News
Govt. loses billions in tax revenue from interest
Government revenue from tax on interest income has fallen dramatically–from Rs 30bn in 2019 to just Rs 2bn in 2020–with one of the main reasons being a change in collection format which requires taxes to be filed rather than collected at source.
The Inland Revenue Department, which provided the statistics, said the drop was due to “policy changes” but refused to elaborate. The new format was introduced in 2020 and particularly inconveniences older people, many of whom have closed their tax files.
The Government introduced a withholding tax on interest income in 2012, a once-and-for-all payment that is deducted at source. Anyone who earned more than Rs 125,000 in interest was charged five percent of that income as tax.
“Up to 2019, the banks deducted five percent of our interest income as withholding tax, remitted it to the Government and paid us the remaining 95 percent,” said a 73-year-old retiree who reached out to the Sunday Times. “We did not need to maintain a tax file or pay any other fees.”
But in 2020, the Finance Ministry introduced a stimulus package that brought in a range of value-added and income taxes. Withholding taxes were removed or replaced. The levy on bank interest income was now called an “advanced income tax”, payable by all those who earned interest up to Rs 250,000 a month (anyone above that is subject to normal income tax).
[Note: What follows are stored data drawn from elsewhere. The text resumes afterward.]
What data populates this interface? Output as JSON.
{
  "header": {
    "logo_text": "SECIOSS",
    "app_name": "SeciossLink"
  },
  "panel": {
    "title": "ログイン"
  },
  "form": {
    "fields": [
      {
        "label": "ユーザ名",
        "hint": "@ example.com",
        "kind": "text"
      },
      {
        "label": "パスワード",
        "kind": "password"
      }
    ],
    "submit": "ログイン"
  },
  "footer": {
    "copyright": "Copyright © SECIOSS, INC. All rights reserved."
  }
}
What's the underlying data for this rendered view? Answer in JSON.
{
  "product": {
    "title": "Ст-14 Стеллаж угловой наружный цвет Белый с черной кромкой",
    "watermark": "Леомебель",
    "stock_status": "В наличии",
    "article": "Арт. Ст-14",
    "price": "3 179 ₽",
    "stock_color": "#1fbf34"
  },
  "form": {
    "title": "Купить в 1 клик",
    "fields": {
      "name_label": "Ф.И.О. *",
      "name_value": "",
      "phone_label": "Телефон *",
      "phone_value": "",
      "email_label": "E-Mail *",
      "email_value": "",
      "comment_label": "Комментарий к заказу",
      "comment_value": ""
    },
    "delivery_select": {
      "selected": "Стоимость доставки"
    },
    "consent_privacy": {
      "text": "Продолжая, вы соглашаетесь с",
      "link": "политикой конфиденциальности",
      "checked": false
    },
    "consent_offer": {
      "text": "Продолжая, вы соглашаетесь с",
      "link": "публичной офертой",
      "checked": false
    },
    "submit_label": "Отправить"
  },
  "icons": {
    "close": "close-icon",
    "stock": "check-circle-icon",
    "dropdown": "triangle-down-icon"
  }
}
“That is another problem,” said the retiree who, along with his wife, had sold their ancestral home and were living off the interest on sale proceeds. “As a retired senior citizen, I have no other sources of income.”
The new rules also require citizens to open income tax files. This necessitates the annual submission of voluminous documents. “We have to go through pages of information at our age,” he said, adding that the payments must now be made every quarter. “I am recovering from brain surgery.” This inconvenience alone was a significant burden on a segment of the population that finds mobility difficult, not least owing to poor health.
The elderly bank customers, in particular, urge the Government to simplify the procedure because even hiring someone to carry out the task could be risky for various reasons.
“Tax consultancy is quite expensive but also inevitable at this rate,” said Rajan Asirwathan, well-known accountancy professional and former Senior Partner and head of KPMG. The withholding tax was initially introduced to reduce tax evasion as relevant financial institutions would deduct the requisite fees and remit these to the Inland Revenue Department.
“The sudden policy to make people pay the taxes on their own resulted in evasion due to two issues–tax illiteracy and inconvenience,” he said. “Opening an income tax file and paying quarterly is a cumbersome process; so citizens are discouraged from paying. The withholding tax, on the other hand, was convenient, so I don’t quite understand why they changed it.”
The former system was even more convenient to the IRD, Mr Asirwatham said. Under the new procedure, millions more files will have to be maintained as income tax.
But Inland Revenue Commissioner General W C Bandara said there was a more convenient way to pay tax in interest income. Tax-payers who earn more than Rs. 3mn annually in interest income can discuss it with their banks and grant consent for deductions to be made and remitted to the IRD on a monthly basis.
“This system has existed since the beginning and we issued multiple notices when the policy changed,” he insisted. The alternative is to file and pay the 6-8% tax directly to the IRD, quarterly.